We can see from the struct definitions there are two parameters we can adjust, CacheSize and BucketCount. But what do they mean? What values are appropriate? Well, there's no documentation anywhere to be found; for this you have to dig deep into kernel internals... or read what I'm about to share!
The stack cache structure is a hashmap lookup with linked list chaining. BucketCount is the number of buckets in this hashmap. The minimum and default value is 256 buckets, and the maximum 4096. The powers-of-2 definitions might lead you to think that hash codes are mapped to buckets using bitmasks, but this is not the case - it is using division. The simple hash algorithm used probably gets adequate entropy in the low bits, but it is likely better to pick a prime number rather than a power of 2 for your bucket count.
CacheSize is the total amount of memory that is allocated for entries within the hashmap. With a 64-bit kernel, the minimum & default size is 0x300000 bytes (3 MB), the maximum 0x3200000bytes (50 MB). This is all allocated upfront, using non-paged memory, in 0x128 byte pieces.
Both parameters are clamped rather than validated - that is, providing values outside of the defined ranges will simply select the nearest valid value rather than return an invalid parameter error.
The 0x128 byte pieces seems odd at first - how can 256 frame stack traces fit in there? That's barely 1 byte per frame! The answer is that each 0x128 byte piece holds only 32 frames; not only does the hashmap chain entries in linked lists, but the entries themselves are also linked lists of stack frames! This allows the kernel to optimize the number of stack traces that can be kept in the cache without requiring any dynamic allocations. However...

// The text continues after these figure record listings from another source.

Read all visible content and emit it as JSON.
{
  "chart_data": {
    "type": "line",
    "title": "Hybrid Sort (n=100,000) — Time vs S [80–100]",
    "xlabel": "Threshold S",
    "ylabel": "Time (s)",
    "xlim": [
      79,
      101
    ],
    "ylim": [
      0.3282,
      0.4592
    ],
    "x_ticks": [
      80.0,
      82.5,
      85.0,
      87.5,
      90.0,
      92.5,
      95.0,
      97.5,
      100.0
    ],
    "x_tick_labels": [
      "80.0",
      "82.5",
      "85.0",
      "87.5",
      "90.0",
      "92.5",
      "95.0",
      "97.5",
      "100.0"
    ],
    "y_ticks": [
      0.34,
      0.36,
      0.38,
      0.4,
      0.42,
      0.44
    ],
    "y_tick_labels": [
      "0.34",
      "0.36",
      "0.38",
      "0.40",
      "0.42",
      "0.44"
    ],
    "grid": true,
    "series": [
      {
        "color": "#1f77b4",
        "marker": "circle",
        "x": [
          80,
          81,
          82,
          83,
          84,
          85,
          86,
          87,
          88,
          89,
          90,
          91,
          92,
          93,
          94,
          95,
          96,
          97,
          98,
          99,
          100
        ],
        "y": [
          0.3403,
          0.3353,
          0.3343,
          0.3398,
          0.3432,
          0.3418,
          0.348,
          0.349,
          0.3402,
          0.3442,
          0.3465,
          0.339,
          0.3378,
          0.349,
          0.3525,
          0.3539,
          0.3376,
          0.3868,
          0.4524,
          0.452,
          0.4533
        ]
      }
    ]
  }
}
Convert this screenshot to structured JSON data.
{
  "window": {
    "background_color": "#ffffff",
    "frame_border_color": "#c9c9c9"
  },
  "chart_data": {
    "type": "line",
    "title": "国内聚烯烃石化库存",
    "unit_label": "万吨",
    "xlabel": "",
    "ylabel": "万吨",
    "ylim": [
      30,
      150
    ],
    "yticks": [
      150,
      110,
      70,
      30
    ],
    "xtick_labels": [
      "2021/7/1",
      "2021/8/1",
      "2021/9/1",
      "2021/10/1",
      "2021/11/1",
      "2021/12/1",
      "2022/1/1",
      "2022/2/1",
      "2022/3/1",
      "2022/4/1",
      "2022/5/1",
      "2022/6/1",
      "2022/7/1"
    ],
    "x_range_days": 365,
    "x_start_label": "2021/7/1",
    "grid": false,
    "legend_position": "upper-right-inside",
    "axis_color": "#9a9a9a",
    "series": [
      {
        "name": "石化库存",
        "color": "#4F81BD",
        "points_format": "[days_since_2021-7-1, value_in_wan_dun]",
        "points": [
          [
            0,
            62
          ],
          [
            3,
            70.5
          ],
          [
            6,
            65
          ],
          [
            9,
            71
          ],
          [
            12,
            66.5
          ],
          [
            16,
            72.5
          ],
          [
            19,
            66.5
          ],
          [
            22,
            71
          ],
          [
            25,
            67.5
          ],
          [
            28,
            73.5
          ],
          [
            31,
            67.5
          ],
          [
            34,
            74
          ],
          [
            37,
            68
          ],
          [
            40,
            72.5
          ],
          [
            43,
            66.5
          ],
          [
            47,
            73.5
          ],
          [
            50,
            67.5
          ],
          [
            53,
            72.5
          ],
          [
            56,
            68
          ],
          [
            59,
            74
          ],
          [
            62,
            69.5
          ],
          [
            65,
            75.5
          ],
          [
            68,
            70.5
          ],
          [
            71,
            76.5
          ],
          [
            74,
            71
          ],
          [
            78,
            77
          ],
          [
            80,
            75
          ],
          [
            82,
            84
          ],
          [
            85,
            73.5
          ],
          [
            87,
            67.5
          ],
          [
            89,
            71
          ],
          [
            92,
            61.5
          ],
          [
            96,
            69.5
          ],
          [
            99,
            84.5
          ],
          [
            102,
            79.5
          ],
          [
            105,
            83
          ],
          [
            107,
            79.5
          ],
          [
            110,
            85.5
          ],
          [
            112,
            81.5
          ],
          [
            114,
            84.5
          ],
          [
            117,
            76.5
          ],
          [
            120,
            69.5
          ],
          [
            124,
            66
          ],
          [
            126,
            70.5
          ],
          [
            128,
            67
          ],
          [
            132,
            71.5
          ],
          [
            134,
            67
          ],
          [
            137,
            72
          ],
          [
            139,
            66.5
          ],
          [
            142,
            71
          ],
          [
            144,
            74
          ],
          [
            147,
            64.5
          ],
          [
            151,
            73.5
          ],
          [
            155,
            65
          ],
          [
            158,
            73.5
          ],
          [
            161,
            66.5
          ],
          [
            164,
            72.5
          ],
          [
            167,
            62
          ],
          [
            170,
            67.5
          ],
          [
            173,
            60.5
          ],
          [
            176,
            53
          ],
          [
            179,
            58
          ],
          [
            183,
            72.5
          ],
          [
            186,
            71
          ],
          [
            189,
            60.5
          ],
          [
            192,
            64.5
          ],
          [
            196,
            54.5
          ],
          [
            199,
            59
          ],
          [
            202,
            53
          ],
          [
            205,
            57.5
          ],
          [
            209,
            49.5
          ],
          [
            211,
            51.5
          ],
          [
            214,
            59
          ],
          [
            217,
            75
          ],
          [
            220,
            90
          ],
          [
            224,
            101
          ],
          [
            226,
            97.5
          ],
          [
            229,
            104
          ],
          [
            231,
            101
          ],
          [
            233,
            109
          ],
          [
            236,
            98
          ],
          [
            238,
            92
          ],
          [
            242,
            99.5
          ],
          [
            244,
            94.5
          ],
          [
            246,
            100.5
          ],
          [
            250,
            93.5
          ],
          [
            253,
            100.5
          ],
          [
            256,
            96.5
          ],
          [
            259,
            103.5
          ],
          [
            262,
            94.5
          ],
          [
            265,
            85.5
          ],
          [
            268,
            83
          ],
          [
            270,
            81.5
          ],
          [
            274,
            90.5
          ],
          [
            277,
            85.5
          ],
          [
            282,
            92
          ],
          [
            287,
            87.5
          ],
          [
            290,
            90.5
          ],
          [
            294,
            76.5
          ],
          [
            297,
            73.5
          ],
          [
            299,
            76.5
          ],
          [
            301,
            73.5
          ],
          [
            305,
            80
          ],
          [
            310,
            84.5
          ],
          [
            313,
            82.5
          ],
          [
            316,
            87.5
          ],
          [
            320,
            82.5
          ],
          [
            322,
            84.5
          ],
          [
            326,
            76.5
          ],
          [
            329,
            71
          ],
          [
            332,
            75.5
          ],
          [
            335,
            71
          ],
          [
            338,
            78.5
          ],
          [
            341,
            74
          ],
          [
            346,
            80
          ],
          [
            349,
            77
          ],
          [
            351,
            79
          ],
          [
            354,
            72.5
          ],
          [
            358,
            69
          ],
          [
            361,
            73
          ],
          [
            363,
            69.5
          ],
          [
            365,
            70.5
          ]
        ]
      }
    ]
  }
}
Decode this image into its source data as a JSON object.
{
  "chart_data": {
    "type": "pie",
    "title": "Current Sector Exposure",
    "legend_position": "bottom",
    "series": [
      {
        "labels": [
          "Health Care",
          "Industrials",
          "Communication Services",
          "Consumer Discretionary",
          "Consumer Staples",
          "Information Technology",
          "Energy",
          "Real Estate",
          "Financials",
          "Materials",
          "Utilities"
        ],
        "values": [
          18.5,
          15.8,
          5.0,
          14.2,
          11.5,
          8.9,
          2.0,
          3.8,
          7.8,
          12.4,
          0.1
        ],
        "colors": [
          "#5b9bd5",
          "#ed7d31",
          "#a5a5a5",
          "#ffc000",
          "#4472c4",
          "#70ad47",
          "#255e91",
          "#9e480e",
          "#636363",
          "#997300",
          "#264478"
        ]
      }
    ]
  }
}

Each bucket is capped to 4 stack traces. When there is a successful lookup, the stack is moved to the front of the linked list, keeping the linked list in MRU order. When there is a miss, a new stack is added to the front, and if that would exceed 4 the tail is evicted. If there aren't enough free pieces to hold the new stack, a regular stack trace event is logged. I haven't followed that logic in too much depth, but it appears that undersizing your cache could lead to pathological cases where most of the cached traces are shallow stacks while the largest stacks don't get cached effectively. The cost of oversizing your cache on the other hand is just that a bit of non-paged memory hangs out in RAM for the duration of the trace at the tail end of the free list, never accessed. Though note that even if you have the maximum 4096 buckets, filled with 256 frame stacks, and 4096 cores concurrently each adding a new 256 frame stack to a different bucket, you will still only hit 46.25MB, so the 50MB cap is complete overkill. Likewise the 3MB for 256 buckets default is basically impossible to use. My quick spitball estimation is that 4MB per 1024 buckets should be more than sufficient for most applications.